1 Hallelujah! Zingt den HEERE een nieuw lied; Zijn lof zij in de gemeente Zijner gunstgenoten.
2 Dat Israel zich verblijde in Dengene, Die hem gemaakt heeft; dat de kinderen Sions zich verheugen over hun Koning.
3 Dat zij Zijn Naam loven op de fluit; dat zij Hem psalmzingen op de trommel en harp.
4 Want de HEERE heeft een welgevallen aan Zijn volk; Hij zal de zachtmoedigen versieren met heil.
5 Dat Zijn gunstgenoten van vreugde opspringen, om die eer; dat zij juichen op hun legers.
6 De verheffingen Gods zullen in hun keel zijn; en een tweesnijdend zwaard in hun hand;
7 Om wraak te doen over de heidenen, en bestraffingen over de volken;
8 Om hun koningen te binden met ketenen, en hun achtbaren met ijzeren boeien;
9 Om het beschreven recht over hen te doen. Dit zal de heerlijkheid van al Zijn gunstgenoten zijn. Hallelujah!
1 Girkite Viešpatį! Viešpačiui giedokite naują giesmę ir gyrių šventųjų bendruomenėje.
2 Tesidžiaugia Izraelis savo Kūrėju. Siono vaikai tesilinksmina dėl savo Karaliaus.
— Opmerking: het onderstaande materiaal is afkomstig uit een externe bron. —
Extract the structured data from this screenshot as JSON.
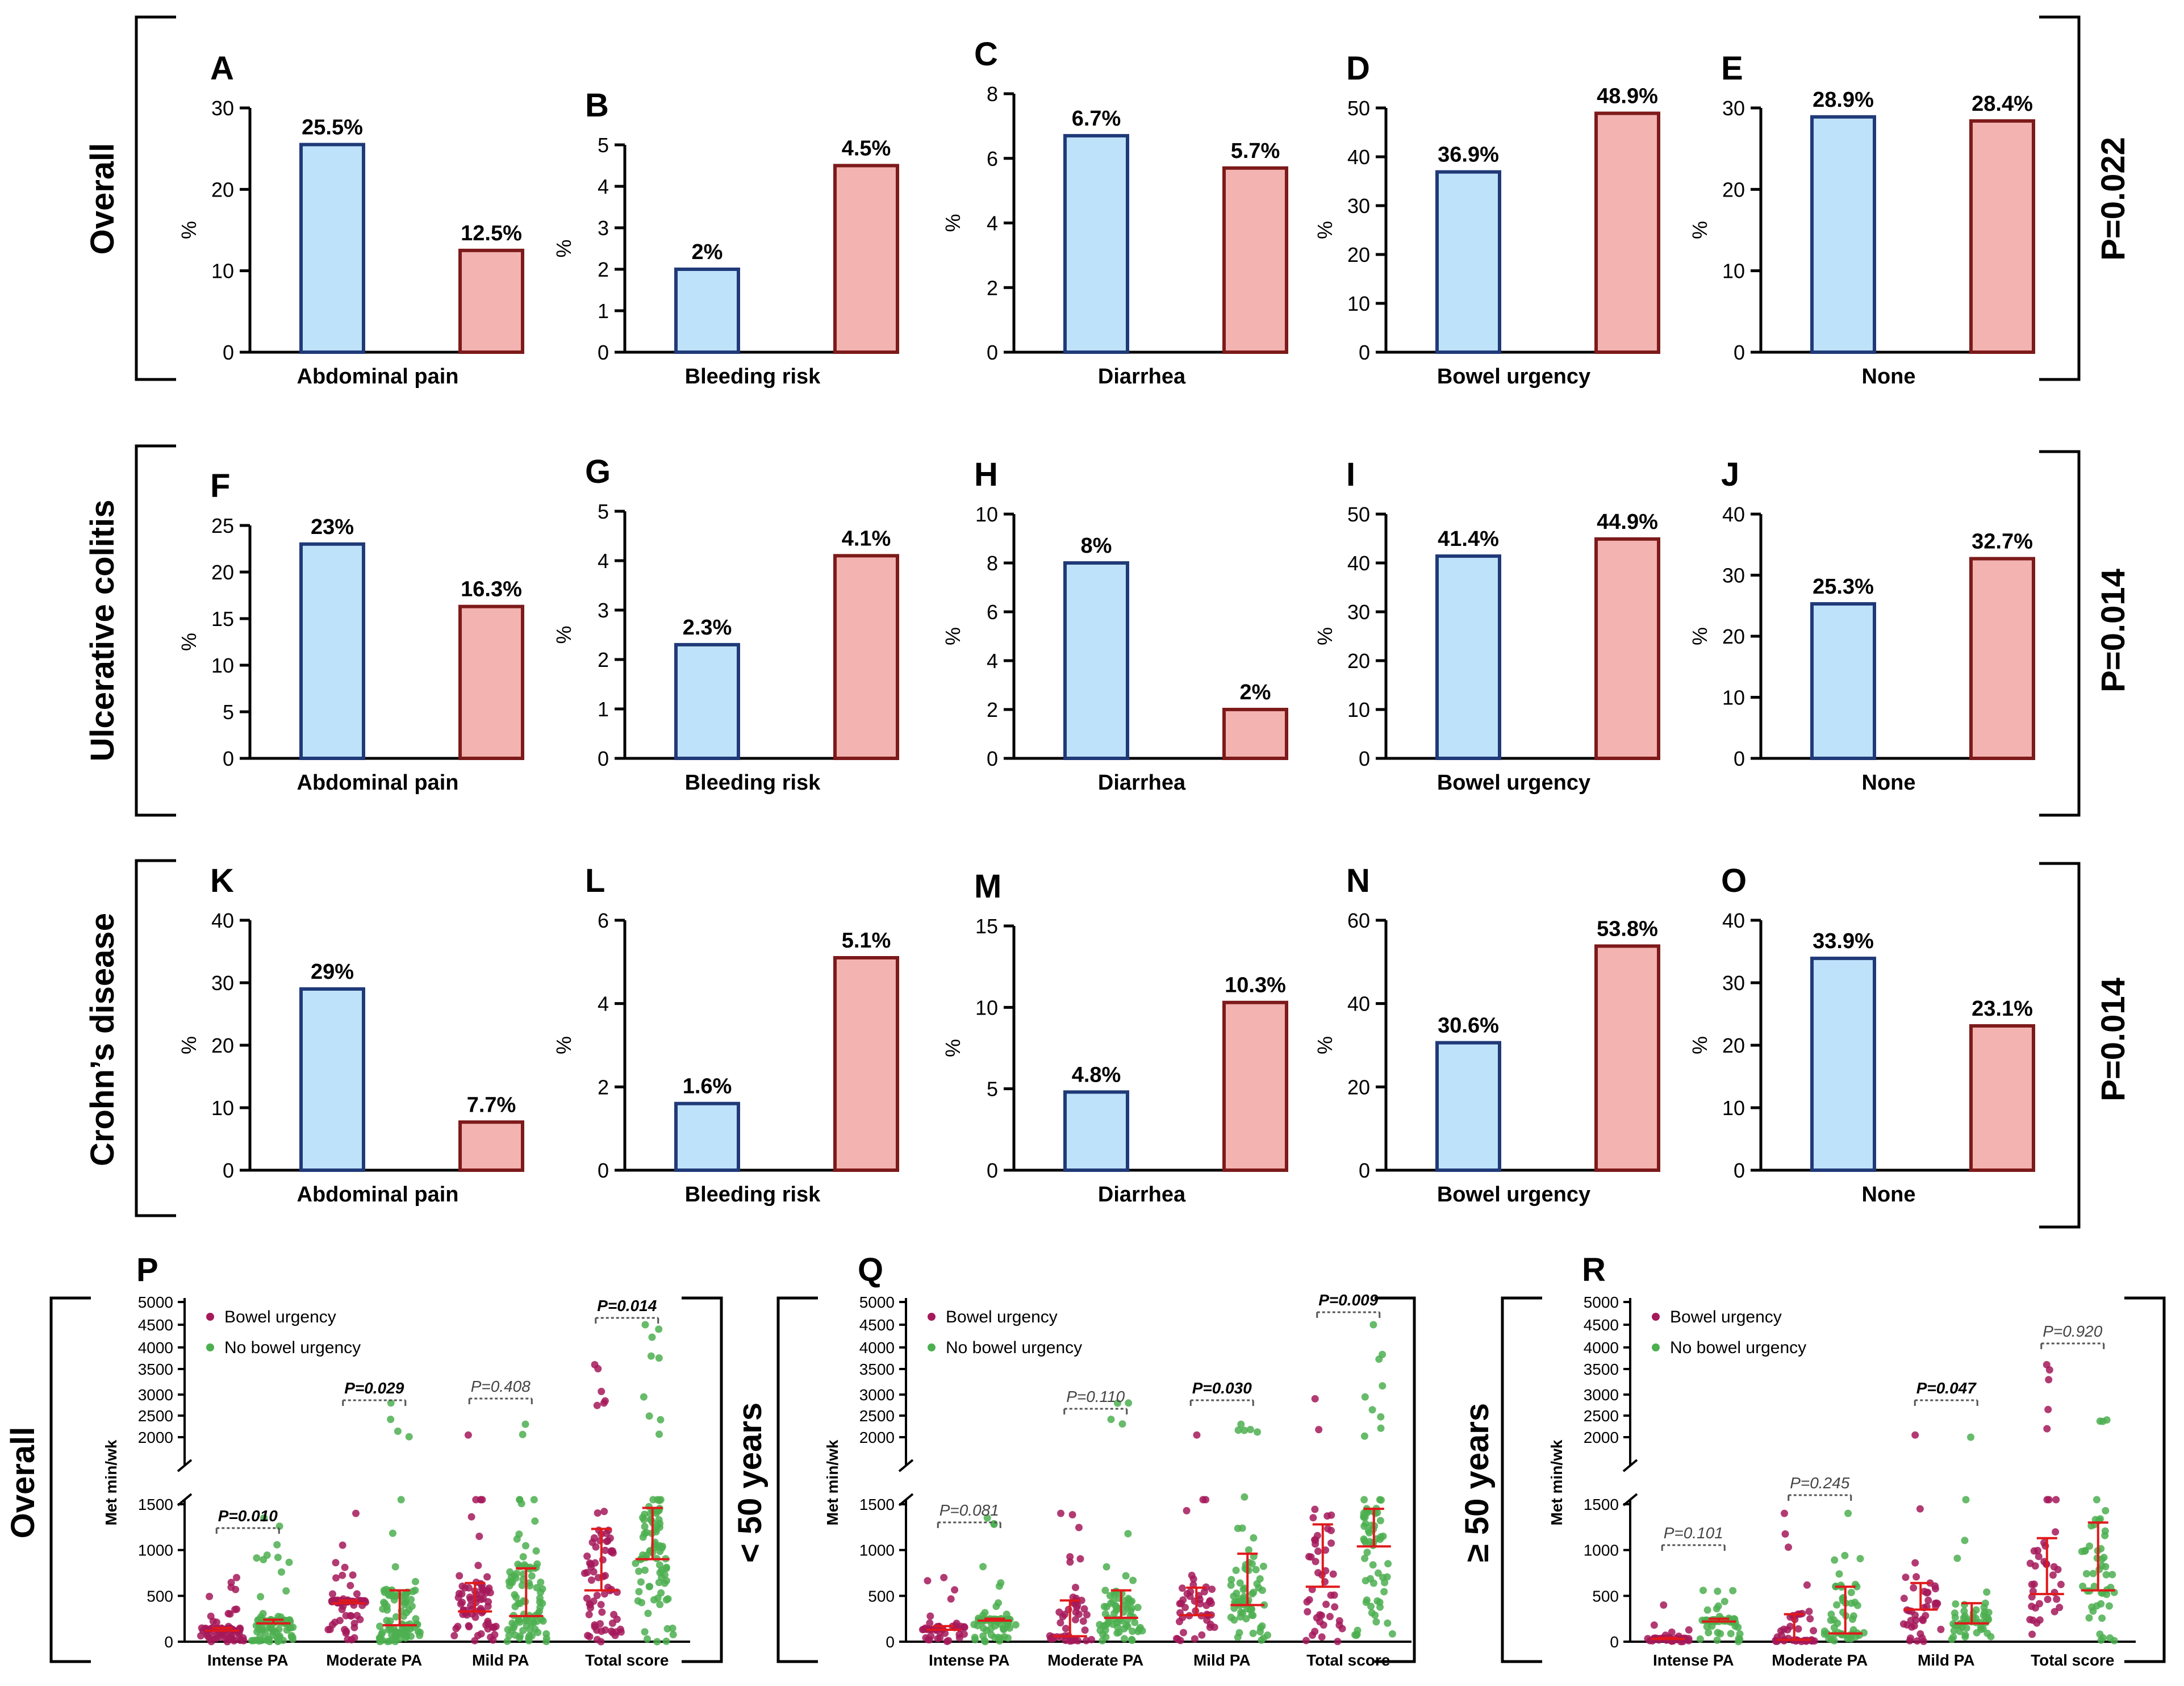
{
  "colors": {
    "blue_fill": "#bfe2fb",
    "blue_edge": "#203a78",
    "red_fill": "#f2b3b1",
    "red_edge": "#7d1a1a",
    "urgency_dot": "#a5195b",
    "no_urgency_dot": "#4caf50",
    "median_line": "#e0191b",
    "axis": "#000000"
  },
  "row_labels": [
    "Overall",
    "Ulcerative colitis",
    "Crohn’s disease"
  ],
  "row_pvalues": [
    "P=0.022",
    "P=0.014",
    "P=0.014"
  ],
  "bottom_row_labels": [
    "Overall",
    "< 50 years",
    "≥ 50 years"
  ],
  "scatter_legend": [
    "Bowel urgency",
    "No bowel urgency"
  ],
  "scatter_categories": [
    "Intense PA",
    "Moderate PA",
    "Mild PA",
    "Total score"
  ],
  "scatter_ylabel": "Met min/wk",
  "chart_data": [
    {
      "panel": "A",
      "type": "bar",
      "xlabel": "Abdominal pain",
      "ylabel": "%",
      "ylim": [
        0,
        30
      ],
      "ticks": [
        0,
        10,
        20,
        30
      ],
      "values": [
        25.5,
        12.5
      ],
      "labels": [
        "25.5%",
        "12.5%"
      ]
    },
    {
      "panel": "B",
      "type": "bar",
      "xlabel": "Bleeding risk",
      "ylabel": "%",
      "ylim": [
        0,
        5
      ],
      "ticks": [
        0,
        1,
        2,
        3,
        4,
        5
      ],
      "values": [
        2,
        4.5
      ],
      "labels": [
        "2%",
        "4.5%"
      ]
    },
    {
      "panel": "C",
      "type": "bar",
      "xlabel": "Diarrhea",
      "ylabel": "%",
      "ylim": [
        0,
        8
      ],
      "ticks": [
        0,
        2,
        4,
        6,
        8
      ],
      "values": [
        6.7,
        5.7
      ],
      "labels": [
        "6.7%",
        "5.7%"
      ]
    },
    {
      "panel": "D",
      "type": "bar",
      "xlabel": "Bowel urgency",
      "ylabel": "%",
      "ylim": [
        0,
        50
      ],
      "ticks": [
        0,
        10,
        20,
        30,
        40,
        50
      ],
      "values": [
        36.9,
        48.9
      ],
      "labels": [
        "36.9%",
        "48.9%"
      ]
    },
    {
      "panel": "E",
      "type": "bar",
      "xlabel": "None",
      "ylabel": "%",
      "ylim": [
        0,
        30
      ],
      "ticks": [
        0,
        10,
        20,
        30
      ],
      "values": [
        28.9,
        28.4
      ],
      "labels": [
        "28.9%",
        "28.4%"
      ]
    },
    {
      "panel": "F",
      "type": "bar",
      "xlabel": "Abdominal pain",
      "ylabel": "%",
      "ylim": [
        0,
        25
      ],
      "ticks": [
        0,
        5,
        10,
        15,
        20,
        25
      ],
      "values": [
        23,
        16.3
      ],
      "labels": [
        "23%",
        "16.3%"
      ]
    },
    {
      "panel": "G",
      "type": "bar",
      "xlabel": "Bleeding risk",
      "ylabel": "%",
      "ylim": [
        0,
        5
      ],
      "ticks": [
        0,
        1,
        2,
        3,
        4,
        5
      ],
      "values": [
        2.3,
        4.1
      ],
      "labels": [
        "2.3%",
        "4.1%"
      ]
    },
    {
      "panel": "H",
      "type": "bar",
      "xlabel": "Diarrhea",
      "ylabel": "%",
      "ylim": [
        0,
        10
      ],
      "ticks": [
        0,
        2,
        4,
        6,
        8,
        10
      ],
      "values": [
        8,
        2
      ],
      "labels": [
        "8%",
        "2%"
      ]
    },
    {
      "panel": "I",
      "type": "bar",
      "xlabel": "Bowel urgency",
      "ylabel": "%",
      "ylim": [
        0,
        50
      ],
      "ticks": [
        0,
        10,
        20,
        30,
        40,
        50
      ],
      "values": [
        41.4,
        44.9
      ],
      "labels": [
        "41.4%",
        "44.9%"
      ]
    },
    {
      "panel": "J",
      "type": "bar",
      "xlabel": "None",
      "ylabel": "%",
      "ylim": [
        0,
        40
      ],
      "ticks": [
        0,
        10,
        20,
        30,
        40
      ],
      "values": [
        25.3,
        32.7
      ],
      "labels": [
        "25.3%",
        "32.7%"
      ]
    },
    {
      "panel": "K",
      "type": "bar",
      "xlabel": "Abdominal pain",
      "ylabel": "%",
      "ylim": [
        0,
        40
      ],
      "ticks": [
        0,
        10,
        20,
        30,
        40
      ],
      "values": [
        29,
        7.7
      ],
      "labels": [
        "29%",
        "7.7%"
      ]
    },
    {
      "panel": "L",
      "type": "bar",
      "xlabel": "Bleeding risk",
      "ylabel": "%",
      "ylim": [
        0,
        6
      ],
      "ticks": [
        0,
        2,
        4,
        6
      ],
      "values": [
        1.6,
        5.1
      ],
      "labels": [
        "1.6%",
        "5.1%"
      ]
    },
    {
      "panel": "M",
      "type": "bar",
      "xlabel": "Diarrhea",
      "ylabel": "%",
      "ylim": [
        0,
        15
      ],
      "ticks": [
        0,
        5,
        10,
        15
      ],
      "values": [
        4.8,
        10.3
      ],
      "labels": [
        "4.8%",
        "10.3%"
      ]
    },
    {
      "panel": "N",
      "type": "bar",
      "xlabel": "Bowel urgency",
      "ylabel": "%",
      "ylim": [
        0,
        60
      ],
      "ticks": [
        0,
        20,
        40,
        60
      ],
      "values": [
        30.6,
        53.8
      ],
      "labels": [
        "30.6%",
        "53.8%"
      ]
    },
    {
      "panel": "O",
      "type": "bar",
      "xlabel": "None",
      "ylabel": "%",
      "ylim": [
        0,
        40
      ],
      "ticks": [
        0,
        10,
        20,
        30,
        40
      ],
      "values": [
        33.9,
        23.1
      ],
      "labels": [
        "33.9%",
        "23.1%"
      ]
    },
    {
      "panel": "P",
      "type": "scatter",
      "ylabel": "Met min/wk",
      "yticks_low": [
        "0",
        "500",
        "1000",
        "1500"
      ],
      "yticks_high": [
        "2000",
        "2500",
        "3000",
        "3500",
        "4000",
        "4500",
        "5000"
      ],
      "pvalues": [
        "P=0.010",
        "P=0.029",
        "P=0.408",
        "P=0.014"
      ],
      "pvalue_bold": [
        true,
        true,
        false,
        true
      ],
      "medians": {
        "urgency": [
          120,
          420,
          330,
          560
        ],
        "no_urgency": [
          200,
          180,
          280,
          900
        ]
      },
      "iqr_top": {
        "urgency": [
          150,
          450,
          640,
          1230
        ],
        "no_urgency": [
          240,
          560,
          800,
          1460
        ]
      },
      "max": {
        "urgency": [
          700,
          1400,
          2050,
          3600
        ],
        "no_urgency": [
          1350,
          2800,
          2300,
          4500
        ]
      },
      "n": {
        "urgency": 70,
        "no_urgency": 90
      }
    },
    {
      "panel": "Q",
      "type": "scatter",
      "ylabel": "Met min/wk",
      "yticks_low": [
        "0",
        "500",
        "1000",
        "1500"
      ],
      "yticks_high": [
        "2000",
        "2500",
        "3000",
        "3500",
        "4000",
        "4500",
        "5000"
      ],
      "pvalues": [
        "P=0.081",
        "P=0.110",
        "P=0.030",
        "P=0.009"
      ],
      "pvalue_bold": [
        false,
        false,
        true,
        true
      ],
      "medians": {
        "urgency": [
          130,
          60,
          290,
          600
        ],
        "no_urgency": [
          230,
          260,
          400,
          1040
        ]
      },
      "iqr_top": {
        "urgency": [
          170,
          450,
          590,
          1280
        ],
        "no_urgency": [
          250,
          560,
          960,
          1450
        ]
      },
      "max": {
        "urgency": [
          700,
          1400,
          2050,
          2900
        ],
        "no_urgency": [
          1350,
          2800,
          2300,
          4500
        ]
      },
      "n": {
        "urgency": 45,
        "no_urgency": 70
      }
    },
    {
      "panel": "R",
      "type": "scatter",
      "ylabel": "Met min/wk",
      "yticks_low": [
        "0",
        "500",
        "1000",
        "1500"
      ],
      "yticks_high": [
        "2000",
        "2500",
        "3000",
        "3500",
        "4000",
        "4500",
        "5000"
      ],
      "pvalues": [
        "P=0.101",
        "P=0.245",
        "P=0.047",
        "P=0.920"
      ],
      "pvalue_bold": [
        false,
        false,
        true,
        false
      ],
      "medians": {
        "urgency": [
          30,
          20,
          350,
          520
        ],
        "no_urgency": [
          220,
          90,
          200,
          560
        ]
      },
      "iqr_top": {
        "urgency": [
          40,
          300,
          640,
          1130
        ],
        "no_urgency": [
          250,
          600,
          420,
          1300
        ]
      },
      "max": {
        "urgency": [
          400,
          1400,
          2050,
          3600
        ],
        "no_urgency": [
          560,
          1400,
          2000,
          2400
        ]
      },
      "n": {
        "urgency": 40,
        "no_urgency": 50
      }
    }
  ]
}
3 Tegiria Jo vardą šokdami, tegieda gyrių Jam su būgnais ir arfomis.
4 Viešpats gėrisi savąja tauta; Jis romiuosius papuoš savo išgelbėjimu.
5 Džiaukitės Jo šlove, šventieji, giedokite Jam savo lovose.
6 Dievo aukštinimas jų burnoje, dviašmenis kalavijas jų rankose,
7 kad atkeršytų pagonims, nubaustų tautas,
8 jų karalius pančiais surištų ir jų didžiūnus sukaustytų geležimi,
9 kad įvykdytų jiems paruoštą sprendimą! Tokia garbė visiems Jo šventiesiems. Girkite Viešpatį!